À la clarté de la bougie, qui brûlait encore, elle distingua dans un long visage émacié les trous noirs des orbites au fond desquelles brillaient des yeux un peu fixes dont les cils ne battaient pas. Elle devina que ce regard attentif la cherchait, car elle s'était réfugiée dans une partie du lit que couvrait un large pan d'ombre. Pendant plusieurs secondes, il lui sembla que la vie s'arrêtait en elle; un froid glacial l'enveloppa tout à coup et elle sentit sa peau se tirer sur ses membres. L'homme s'arrêta au pied du lit, les mains le long du corps, le torse légèrement incliné en avant. Il était petit et mince. Ses sourcils se froncèrent dans l'effort qu'il faisait pour la voir et il tourna un instant la tête vers la bougie dont la flamme vacillait. Peut-être l'idée lui vint-elle de déplacer cette bougie, mais il ne bougea pas et se remit bientôt à observer la jeune fille. Elle entendait distinctement son souffle bref et rauque comme celui d'un homme qui a couru. La tête bourdonnante, elle ferma les yeux. Quelques minutes s'écoulèrent, puis les lames du plancher se mirent à grincer et à gémir. L'une d'elles craqua très fort et ce bruit sec fut suivi d'un assez long silence. Lorsque Élisabeth rouvrit enfin les paupières, elle était seule dans la chambre. Son cœur battait, mais elle respirait mieux et elle poussa un long soupir qui la ramena brusquement à elle. Sur la cheminée la petite flamme orange jetait ses dernières lueurs, et le vent murmurait doucement à la fenêtre.
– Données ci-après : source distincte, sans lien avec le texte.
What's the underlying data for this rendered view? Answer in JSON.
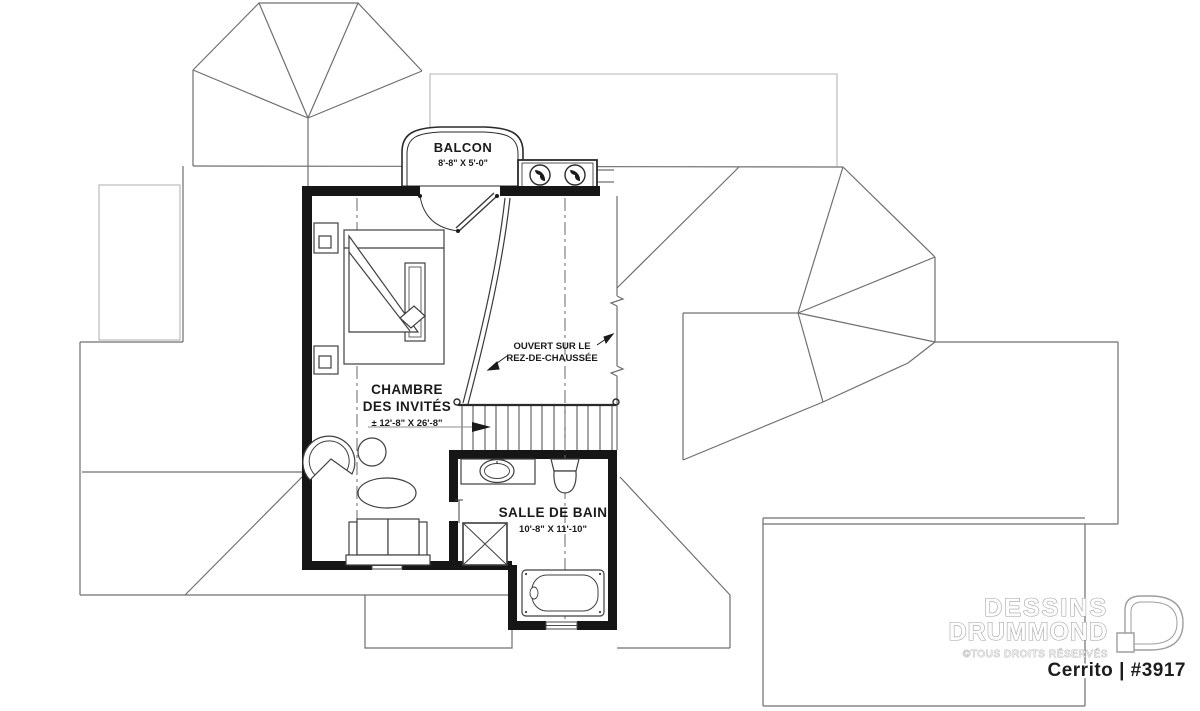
{
  "plan": {
    "balcony": {
      "label": "BALCON",
      "dims": "8'-8\" X 5'-0\""
    },
    "guest_room": {
      "label_line1": "CHAMBRE",
      "label_line2": "DES INVITÉS",
      "dims": "± 12'-8\" X 26'-8\""
    },
    "open_area": {
      "label_line1": "OUVERT SUR LE",
      "label_line2": "REZ-DE-CHAUSSÉE"
    },
    "bathroom": {
      "label": "SALLE DE BAIN",
      "dims": "10'-8\" X 11'-10\""
    }
  },
  "branding": {
    "company_line1": "DESSINS",
    "company_line2": "DRUMMOND",
    "rights_notice": "©TOUS DROITS RÉSERVÉS",
    "plan_name": "Cerrito | #3917"
  },
  "colors": {
    "wall": "#161616",
    "roof_line": "#6f6f6f",
    "faint_line": "#b5b5b5",
    "furniture_line": "#3f3f3f",
    "text": "#1a1a1a",
    "logo_outline": "#9e9e9e"
  }
}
Le lendemain matin, elle s'éveilla le cœur oppressé. Pourtant, elle avait oublié son rêve de la nuit et ce ne fut qu'au moment où elle se coiffait qu'elle y songea. Sa première pensée fut qu'un homme était vraiment entré dans sa chambre pour la regarder, et de saisissement, elle laissa tomber la brosse qu'elle tenait à la main. D'un bout à l'autre, la scène se déroula dans sa mémoire avec une précision minutieuse et ce caractère irréfutable des choses réelles, et tout d'abord elle ne douta pas qu'elle eût reçu la visite d'une personne vivante, mais la raison vint aussitôt à son secours et lui fournit tous les arguments nécessaires pour récuser ces visions *.